When to refer to the Family Health Team Social Worker (SW)

  • Patient needs short term (1-4 sessions) intervention regarding resource needs, mobilizing existing strengths/resources, referral to other providers and/or advocacy for required services.
  • Multiple issues are present, e.g., disability/ageing issues, financial concerns, limited support systems, caregiver stress/burden.
  • Patients discharged from hospital who require SW support but do not qualify CCAC may also be referred.
 When to refer to CCAC Social Work (519 823-2550)
  • Patient is not ambulatory.
  • CCAC currently provides service then request CCAC Social Worker to become involved.
 When to refer to Community Resource Centre (519 843-7000)
  • Assistance with government forms
  • Housing issues
Geriatric Service

The goal of this service is to help seniors enjoy an enhanced quality of life, and to promote independence and aging in place through falls prevention, gentle exercise, health eating, memory clinic, medication management and supporting a positive outlook on life.

 

 

 

For more detail follow the links below.

Congestive Heart Failure

Designed to meet the ongoing needs of patients with advanced congestive heart failure and based on the St Mary's congestive heart failure clinic, this service includes:

  • medical evaluation
  • ongoing patient/family education
  • psychosocial support, counseling and behavioral modification, and
  • a prescribed exercise program for the patient with CV disease

 

For further details follow the link below.

Chronic Pain Management

Through an interdisciplinary team the FHT provides:

  • Education through group sessions based on the Stanford self management model
  • Self-management strategies including exercise and fitness, stress management, relaxation, meditation and other focusing techniques, and medication management
  • One-on-one counseling/assessment as required
  • Follow-up assessment

 

 

Metabolic, Pre-diabetes and Diabetes -  **New **- web portal service offered to selected patients

This program is designed to support at risk patients and those who have stable type II Diabetes. Initial assessment may be completed by the Nurse Specialist and the Dietitians.
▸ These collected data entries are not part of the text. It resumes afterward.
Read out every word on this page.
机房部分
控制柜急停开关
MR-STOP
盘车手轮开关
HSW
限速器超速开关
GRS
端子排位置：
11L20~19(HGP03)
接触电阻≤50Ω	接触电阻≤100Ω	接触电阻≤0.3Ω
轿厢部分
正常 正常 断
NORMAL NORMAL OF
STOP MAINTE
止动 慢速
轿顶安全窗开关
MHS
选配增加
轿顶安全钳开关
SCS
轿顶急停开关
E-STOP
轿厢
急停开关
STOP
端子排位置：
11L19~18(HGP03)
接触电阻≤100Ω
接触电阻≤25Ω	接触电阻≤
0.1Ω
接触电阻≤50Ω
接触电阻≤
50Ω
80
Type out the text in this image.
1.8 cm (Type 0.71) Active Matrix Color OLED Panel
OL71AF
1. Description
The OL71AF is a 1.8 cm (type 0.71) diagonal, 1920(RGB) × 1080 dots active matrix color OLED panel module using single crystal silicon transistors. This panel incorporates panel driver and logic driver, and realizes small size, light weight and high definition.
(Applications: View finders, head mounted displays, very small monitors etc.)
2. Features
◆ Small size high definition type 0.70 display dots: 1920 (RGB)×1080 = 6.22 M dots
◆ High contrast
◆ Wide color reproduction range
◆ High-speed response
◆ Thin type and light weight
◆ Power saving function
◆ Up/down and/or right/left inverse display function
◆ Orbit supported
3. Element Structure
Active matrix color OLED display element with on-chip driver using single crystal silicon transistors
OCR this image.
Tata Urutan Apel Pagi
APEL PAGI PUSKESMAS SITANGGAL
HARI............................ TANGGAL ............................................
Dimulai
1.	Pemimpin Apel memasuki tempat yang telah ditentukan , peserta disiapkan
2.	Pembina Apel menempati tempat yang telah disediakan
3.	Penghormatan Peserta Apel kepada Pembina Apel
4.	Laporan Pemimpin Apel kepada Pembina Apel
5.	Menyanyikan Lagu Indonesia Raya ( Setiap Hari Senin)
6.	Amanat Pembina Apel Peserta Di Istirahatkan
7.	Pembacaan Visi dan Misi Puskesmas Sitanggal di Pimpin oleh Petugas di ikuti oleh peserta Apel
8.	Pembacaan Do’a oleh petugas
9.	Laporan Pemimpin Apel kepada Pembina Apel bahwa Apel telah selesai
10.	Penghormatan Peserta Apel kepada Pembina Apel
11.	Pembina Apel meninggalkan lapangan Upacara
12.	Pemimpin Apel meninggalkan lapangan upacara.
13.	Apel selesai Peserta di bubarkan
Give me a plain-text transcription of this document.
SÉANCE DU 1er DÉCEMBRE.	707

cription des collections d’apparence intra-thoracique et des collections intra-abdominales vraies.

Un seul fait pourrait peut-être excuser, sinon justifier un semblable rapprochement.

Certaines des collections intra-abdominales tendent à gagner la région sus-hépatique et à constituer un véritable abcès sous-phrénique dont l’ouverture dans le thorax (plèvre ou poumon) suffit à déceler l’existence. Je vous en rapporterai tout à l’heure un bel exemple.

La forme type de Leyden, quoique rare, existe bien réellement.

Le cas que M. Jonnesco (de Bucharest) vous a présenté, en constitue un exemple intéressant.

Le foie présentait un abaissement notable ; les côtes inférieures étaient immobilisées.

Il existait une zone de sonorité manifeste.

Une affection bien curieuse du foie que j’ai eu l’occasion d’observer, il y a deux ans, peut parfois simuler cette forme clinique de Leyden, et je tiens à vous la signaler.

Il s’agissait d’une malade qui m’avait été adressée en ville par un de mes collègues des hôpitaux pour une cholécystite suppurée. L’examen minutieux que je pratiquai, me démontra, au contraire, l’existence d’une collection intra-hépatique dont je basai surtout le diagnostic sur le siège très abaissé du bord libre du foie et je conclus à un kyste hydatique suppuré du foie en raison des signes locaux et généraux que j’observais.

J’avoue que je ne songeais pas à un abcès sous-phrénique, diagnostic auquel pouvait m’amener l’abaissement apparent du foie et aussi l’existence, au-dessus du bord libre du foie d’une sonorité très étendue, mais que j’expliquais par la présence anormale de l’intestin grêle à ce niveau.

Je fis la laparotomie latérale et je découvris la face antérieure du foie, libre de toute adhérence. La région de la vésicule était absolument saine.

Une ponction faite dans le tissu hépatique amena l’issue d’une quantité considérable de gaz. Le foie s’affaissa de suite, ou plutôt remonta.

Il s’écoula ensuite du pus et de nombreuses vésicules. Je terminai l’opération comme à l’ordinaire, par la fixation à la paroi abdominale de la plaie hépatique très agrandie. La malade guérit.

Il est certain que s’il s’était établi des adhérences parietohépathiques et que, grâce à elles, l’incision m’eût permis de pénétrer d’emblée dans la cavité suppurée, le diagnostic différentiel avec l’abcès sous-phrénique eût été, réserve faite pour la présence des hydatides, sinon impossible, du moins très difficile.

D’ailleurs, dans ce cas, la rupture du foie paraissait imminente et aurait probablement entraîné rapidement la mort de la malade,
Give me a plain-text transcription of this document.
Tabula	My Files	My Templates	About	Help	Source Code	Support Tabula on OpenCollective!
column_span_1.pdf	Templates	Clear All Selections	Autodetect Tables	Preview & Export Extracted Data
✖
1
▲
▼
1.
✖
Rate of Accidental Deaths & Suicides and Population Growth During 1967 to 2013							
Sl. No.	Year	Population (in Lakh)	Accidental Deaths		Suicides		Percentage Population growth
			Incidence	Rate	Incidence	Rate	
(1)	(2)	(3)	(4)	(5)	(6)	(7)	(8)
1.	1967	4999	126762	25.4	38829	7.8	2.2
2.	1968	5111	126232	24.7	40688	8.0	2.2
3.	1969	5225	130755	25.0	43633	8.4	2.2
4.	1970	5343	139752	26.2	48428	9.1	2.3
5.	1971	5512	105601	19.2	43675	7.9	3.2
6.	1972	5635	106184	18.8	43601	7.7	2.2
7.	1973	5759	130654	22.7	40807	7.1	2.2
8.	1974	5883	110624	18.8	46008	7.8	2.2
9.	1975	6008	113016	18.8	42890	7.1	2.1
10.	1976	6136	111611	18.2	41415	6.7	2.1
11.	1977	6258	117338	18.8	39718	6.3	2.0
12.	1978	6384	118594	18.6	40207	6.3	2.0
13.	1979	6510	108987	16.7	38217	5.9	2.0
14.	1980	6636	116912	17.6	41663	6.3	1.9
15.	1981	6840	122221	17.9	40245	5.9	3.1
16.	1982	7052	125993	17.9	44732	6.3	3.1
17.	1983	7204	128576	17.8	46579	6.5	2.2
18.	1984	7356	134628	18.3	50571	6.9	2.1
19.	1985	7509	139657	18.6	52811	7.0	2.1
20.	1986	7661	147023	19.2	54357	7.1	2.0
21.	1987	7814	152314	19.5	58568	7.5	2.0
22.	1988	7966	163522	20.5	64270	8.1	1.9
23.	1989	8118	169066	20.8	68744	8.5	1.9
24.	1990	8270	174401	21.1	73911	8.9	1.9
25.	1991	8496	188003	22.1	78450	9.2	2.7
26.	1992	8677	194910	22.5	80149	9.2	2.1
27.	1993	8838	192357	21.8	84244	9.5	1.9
Group classes provide education about the risks of developing diabetes, symptom identification and management, healthy lifestyle screening and coaching including stress management, blood pressure management, foot and eye screening, diet and activity.

One on one follow up can be arranged as necessary. Resources include nursing, pharmacy, counselling, and registered dietitian.

The program is designed as part of the Centre and North Wellington Diabetes Network and builds on education provided at the Diabetes Education Centre at Groves Memorial Community Hospital.

A monthly peer facilitated support group for diabetic patients runs in Elora.